とんでもなく失礼な誹りを受けましたけど!?

「良いですか、ニンゲン!生きるために働くのであれば人生の1/3を浪費しているのです!それで良いのですか、否ぁ!」

なんか面白そうだから三角座りしましょ。

「生きるとは、何かを成して軌跡を遺すこと!しかぁし!このままの流れでは世界の歯車になることが精いっぱい、それで良いのか!」

あ、クモ。ポップコーンとコーラとはわかっていますな。

「クモちゃん、ボクにもコーラー。んぐっんぐっぷはぁ!立てよ国民、国民よ、立てぇ!」

クモは悪魔の足元にミカン箱を置く。

「ありがとです。奇しくも今日は7月4日。独立の記念日であぁる!」

違うぞー、絶賛五月病真っ最中だぞー。

ミカン箱を踏みしめた悪魔は拳を高々と突き上げる。

「さぁ!労働から解放される時だ!その念願が叶ったときボクは父の元に旅立つであろう!ジーク……」

「はいストーップ」

固有名詞をこぼしそうになったので頭にハンマーをぶつけて黙らせる。

頭部に直撃を受けた悪魔は「はぅっ」と呻くとその場で崩れ落ちた。

うぱが悪魔の足を突くとぴくぴく痙攣した。

よし生きてる。

「なんでアンタそんなに荒ぶってるのよ」

理由は聞いてあげるのも情けというものでしょう。

「休みが、足りないのです……あと3日、いや1日で良いのです……」

床に這いつくばったままこちらを向く。

涙が重力に逆らって横に流れている。
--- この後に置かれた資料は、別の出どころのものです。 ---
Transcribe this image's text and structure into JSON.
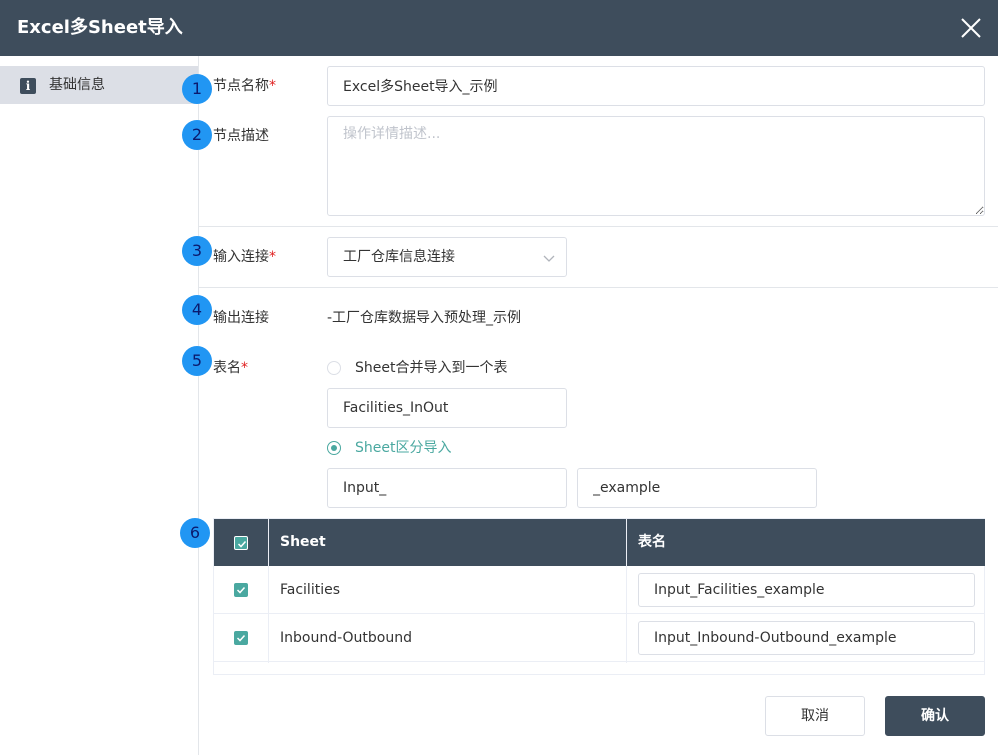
{
  "header": {
    "title": "Excel多Sheet导入",
    "close_icon": "close-icon"
  },
  "sidebar": {
    "items": [
      {
        "label": "基础信息",
        "icon": "info-icon"
      }
    ]
  },
  "badges": [
    "1",
    "2",
    "3",
    "4",
    "5",
    "6"
  ],
  "form": {
    "node_name": {
      "label": "节点名称",
      "required_mark": "*",
      "value": "Excel多Sheet导入_示例"
    },
    "node_desc": {
      "label": "节点描述",
      "placeholder": "操作详情描述..."
    },
    "input_conn": {
      "label": "输入连接",
      "required_mark": "*",
      "value": "工厂仓库信息连接"
    },
    "output_conn": {
      "label": "输出连接",
      "value": "-工厂仓库数据导入预处理_示例"
    },
    "table_name": {
      "label": "表名",
      "required_mark": "*",
      "option_merge": {
        "label": "Sheet合并导入到一个表",
        "checked": false
      },
      "merge_value": "Facilities_InOut",
      "option_split": {
        "label": "Sheet区分导入",
        "checked": true
      },
      "prefix_value": "Input_",
      "suffix_value": "_example"
    }
  },
  "table": {
    "headers": {
      "sheet": "Sheet",
      "table_name": "表名"
    },
    "rows": [
      {
        "sheet": "Facilities",
        "table_name": "Input_Facilities_example",
        "checked": true
      },
      {
        "sheet": "Inbound-Outbound",
        "table_name": "Input_Inbound-Outbound_example",
        "checked": true
      }
    ]
  },
  "footer": {
    "cancel_label": "取消",
    "confirm_label": "确认"
  },
  "colors": {
    "header_bg": "#3e4d5c",
    "accent": "#4aa8a0",
    "badge": "#2196f3",
    "required": "#e02020"
  }
}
どうやってんだ。

「いうてたくさん休んだじゃない」

「足らなーい。せめて倍ー」

欲を出してきやがった。

「ところで今日は仕事行ったの?」

「休みました」

勝手に延長戦してるじゃない。

「良いのですー、最近部下も優秀ですしー。週3回くらい進捗確認すれば良いのですー」

何気コイツ本当に良い立場にいた。

「ふっふっふ。ボクはすごいのです……矢文!」

悪魔は窓に飛んでいきカラリと開けた。眉間に刺さる矢文。

「なになに……『明日は来るように、ソロモン』専務、キレてます」

自業自得でしょ。


ウチには悪魔がいる。

角がしなびている悪魔が……そこ、しおれるのね。